Генерал Горин понял. Понял и оценил. Ситуация была патовая, и на ложь Андропова можно было ответить только своей ложью. Вот и взял грех на душу первый заместитель министра обороны Маршал Соколов Сергей Леонидович. На ложь Андропова он ответил своей ложью, потому что только так можно было сохранить операцию "Молот" в тайне. От всех — и в особенности от Андропова. Так вот почему Андропов вышел из кабинета в таком состоянии, того и гляди в больницу везти! Сущность Андропова уже ни у кого, тем более у таких осведомленных людей как Горин, Соколов, Ивашутин — никаких вопросов не вызывала.
Враг!
Но было наверное еще кое-что. Не могло не быть! Информацию Соколова должен был подтвердить начальник ГРУ, генерал армии Ивашутин. Потому что никак иначе, если не через Ивашутина информация об угрозе советским самолетам с десантом к Соколову попасть не могла.

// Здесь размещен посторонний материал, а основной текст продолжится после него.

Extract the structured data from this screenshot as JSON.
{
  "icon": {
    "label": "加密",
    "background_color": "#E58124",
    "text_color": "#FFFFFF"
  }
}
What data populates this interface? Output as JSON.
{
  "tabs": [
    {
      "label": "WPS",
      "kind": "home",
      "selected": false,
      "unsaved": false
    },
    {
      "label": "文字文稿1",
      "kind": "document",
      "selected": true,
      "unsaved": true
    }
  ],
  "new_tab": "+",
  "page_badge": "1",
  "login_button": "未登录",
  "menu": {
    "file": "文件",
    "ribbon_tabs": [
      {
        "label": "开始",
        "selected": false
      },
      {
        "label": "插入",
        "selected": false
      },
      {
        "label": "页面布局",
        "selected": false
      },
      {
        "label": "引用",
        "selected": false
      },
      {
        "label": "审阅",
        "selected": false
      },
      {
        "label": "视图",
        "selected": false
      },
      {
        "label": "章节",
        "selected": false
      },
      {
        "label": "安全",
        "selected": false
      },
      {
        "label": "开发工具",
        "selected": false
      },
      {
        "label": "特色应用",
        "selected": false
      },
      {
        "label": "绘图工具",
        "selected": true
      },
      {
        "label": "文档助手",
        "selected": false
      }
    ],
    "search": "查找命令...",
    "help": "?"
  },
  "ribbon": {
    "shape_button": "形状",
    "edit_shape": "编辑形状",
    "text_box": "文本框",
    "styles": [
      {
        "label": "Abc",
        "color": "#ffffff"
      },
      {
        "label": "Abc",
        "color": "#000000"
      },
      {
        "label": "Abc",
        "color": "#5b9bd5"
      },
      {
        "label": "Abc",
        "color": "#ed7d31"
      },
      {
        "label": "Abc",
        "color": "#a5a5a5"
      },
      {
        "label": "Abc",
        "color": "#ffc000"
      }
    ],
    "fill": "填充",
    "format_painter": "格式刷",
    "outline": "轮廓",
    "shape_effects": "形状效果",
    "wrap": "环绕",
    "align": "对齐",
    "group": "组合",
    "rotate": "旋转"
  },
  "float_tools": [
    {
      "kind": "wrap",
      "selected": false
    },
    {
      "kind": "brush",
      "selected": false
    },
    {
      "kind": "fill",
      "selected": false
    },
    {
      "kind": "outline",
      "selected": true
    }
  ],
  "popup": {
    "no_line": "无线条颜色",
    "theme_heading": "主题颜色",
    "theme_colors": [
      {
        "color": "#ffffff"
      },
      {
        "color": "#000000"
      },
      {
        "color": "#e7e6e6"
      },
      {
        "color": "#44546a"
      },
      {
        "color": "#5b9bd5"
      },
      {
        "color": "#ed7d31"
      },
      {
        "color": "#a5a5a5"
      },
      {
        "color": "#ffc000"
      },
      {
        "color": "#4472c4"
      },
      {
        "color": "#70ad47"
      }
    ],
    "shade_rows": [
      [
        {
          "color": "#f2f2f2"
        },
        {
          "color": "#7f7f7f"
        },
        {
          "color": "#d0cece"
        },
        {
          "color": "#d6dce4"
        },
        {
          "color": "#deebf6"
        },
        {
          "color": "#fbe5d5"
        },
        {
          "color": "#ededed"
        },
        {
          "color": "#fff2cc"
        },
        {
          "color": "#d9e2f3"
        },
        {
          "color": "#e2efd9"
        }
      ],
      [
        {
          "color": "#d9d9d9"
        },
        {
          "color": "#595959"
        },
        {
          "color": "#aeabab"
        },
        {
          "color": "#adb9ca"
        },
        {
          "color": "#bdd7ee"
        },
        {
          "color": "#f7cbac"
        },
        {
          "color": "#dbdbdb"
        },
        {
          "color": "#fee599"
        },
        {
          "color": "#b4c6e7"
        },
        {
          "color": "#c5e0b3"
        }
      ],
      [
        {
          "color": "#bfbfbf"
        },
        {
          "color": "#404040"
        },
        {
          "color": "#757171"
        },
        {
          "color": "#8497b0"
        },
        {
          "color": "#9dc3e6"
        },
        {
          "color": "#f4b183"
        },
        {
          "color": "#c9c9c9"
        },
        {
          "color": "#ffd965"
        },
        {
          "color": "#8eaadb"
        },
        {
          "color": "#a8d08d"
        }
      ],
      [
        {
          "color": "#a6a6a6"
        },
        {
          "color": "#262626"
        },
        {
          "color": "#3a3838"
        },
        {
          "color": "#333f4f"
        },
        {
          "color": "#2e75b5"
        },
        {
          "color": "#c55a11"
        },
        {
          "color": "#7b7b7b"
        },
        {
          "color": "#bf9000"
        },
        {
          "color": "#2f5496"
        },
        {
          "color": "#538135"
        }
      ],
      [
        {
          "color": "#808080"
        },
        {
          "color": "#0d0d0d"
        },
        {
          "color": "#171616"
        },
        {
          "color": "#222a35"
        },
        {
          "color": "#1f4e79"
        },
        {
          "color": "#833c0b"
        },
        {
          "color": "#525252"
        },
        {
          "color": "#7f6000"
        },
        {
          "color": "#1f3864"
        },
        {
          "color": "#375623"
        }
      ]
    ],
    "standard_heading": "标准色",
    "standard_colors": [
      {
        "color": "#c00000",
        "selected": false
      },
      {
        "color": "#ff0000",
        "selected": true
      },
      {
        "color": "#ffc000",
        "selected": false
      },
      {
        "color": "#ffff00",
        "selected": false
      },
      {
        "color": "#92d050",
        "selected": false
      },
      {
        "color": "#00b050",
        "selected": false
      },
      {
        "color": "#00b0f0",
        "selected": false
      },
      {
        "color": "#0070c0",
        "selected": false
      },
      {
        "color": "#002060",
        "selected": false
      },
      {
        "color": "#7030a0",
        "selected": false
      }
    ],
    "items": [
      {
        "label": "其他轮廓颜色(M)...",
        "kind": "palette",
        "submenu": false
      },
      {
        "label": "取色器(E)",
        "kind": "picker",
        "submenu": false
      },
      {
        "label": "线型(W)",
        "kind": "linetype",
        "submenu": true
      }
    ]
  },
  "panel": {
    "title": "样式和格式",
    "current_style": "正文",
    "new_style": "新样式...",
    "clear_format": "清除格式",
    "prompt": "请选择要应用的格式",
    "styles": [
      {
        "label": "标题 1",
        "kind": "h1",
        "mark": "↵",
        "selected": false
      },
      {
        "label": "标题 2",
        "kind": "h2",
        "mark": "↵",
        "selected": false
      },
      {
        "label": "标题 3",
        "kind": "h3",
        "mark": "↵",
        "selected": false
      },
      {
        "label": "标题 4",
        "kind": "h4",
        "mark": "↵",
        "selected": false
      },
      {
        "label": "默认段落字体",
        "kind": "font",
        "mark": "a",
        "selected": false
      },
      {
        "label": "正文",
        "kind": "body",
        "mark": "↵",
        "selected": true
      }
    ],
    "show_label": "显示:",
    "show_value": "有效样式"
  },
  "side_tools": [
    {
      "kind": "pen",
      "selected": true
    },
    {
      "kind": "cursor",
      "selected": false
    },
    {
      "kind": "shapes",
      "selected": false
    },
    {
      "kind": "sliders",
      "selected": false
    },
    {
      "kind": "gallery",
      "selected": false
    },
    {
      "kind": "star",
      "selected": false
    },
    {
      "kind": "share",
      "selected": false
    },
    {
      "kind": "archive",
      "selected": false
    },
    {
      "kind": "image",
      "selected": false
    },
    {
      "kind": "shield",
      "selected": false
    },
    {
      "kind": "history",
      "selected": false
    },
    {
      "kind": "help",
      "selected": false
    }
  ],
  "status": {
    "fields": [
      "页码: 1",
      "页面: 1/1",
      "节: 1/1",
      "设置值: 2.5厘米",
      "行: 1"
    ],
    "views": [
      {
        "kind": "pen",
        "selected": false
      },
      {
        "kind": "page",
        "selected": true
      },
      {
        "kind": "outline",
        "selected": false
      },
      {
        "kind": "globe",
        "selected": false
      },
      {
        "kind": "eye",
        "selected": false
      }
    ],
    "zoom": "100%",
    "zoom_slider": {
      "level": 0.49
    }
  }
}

И Ивашутиин подтвердил! Подтвердил, даже зная что с этого момента становится врагом Андропова. Подтвердил, даже сам не зная чего и для чего, не будучи посвящен в суть стратегической операции "Молот". Подтвердил, поставив на кон свою репутацию и карьеру. В одну секунду забыв свои личные обиды — подтвердил.
Молчал Горин, молчал и Соколов. Потому что для таких ситуаций слов еще не придумали. Да и не нужны они были, слова то.
Машина приближалась к стеклянному зданию на самом краю Ходынского поля…
Москва, Кремль
10 сентября 1979 года— Рафик* Бабрак!
Пожилой, седой и очень уставший человек недовольно пошевелился в разложенном кресле, высвобождаясь из цепких объятий сна
— Рафик Бабрак…
Генеральный секретарь ЦК НДПА окончательно проснулся, открыл глаза, увидел склонившегося над ним адъютанта и помощника, старшего лейтенанта Касыма, одного из самых преданных лично Бабраку людей.
— Что?
— Рафик Бабрак, мы садимся. Объявили, чтобы мы все пристегнули ремни. Позвольте я вам помогу…
— Иди, садись на место. Я еще сам могу пристегнуться…
Тихо щелкнула застежка ремня, пристегивая генерального секретаря к креслу, он повернулся, всматриваясь в проплывающую в иллюминаторе желтую от колосьев землю. Он был здесь совсем недавно, в декабре семьдесят восьмого, тогда его самолет пролетал над заснеженными, унылыми, черно-белыми равнинами, а теперь они желтели, колосились несжатым еще хлебом. Русским хлебом. Это было ближнее Подмосковье, район близ аэропорта Внуково и их старый, подаренный Советским союзом Ил-18 шел на посадку…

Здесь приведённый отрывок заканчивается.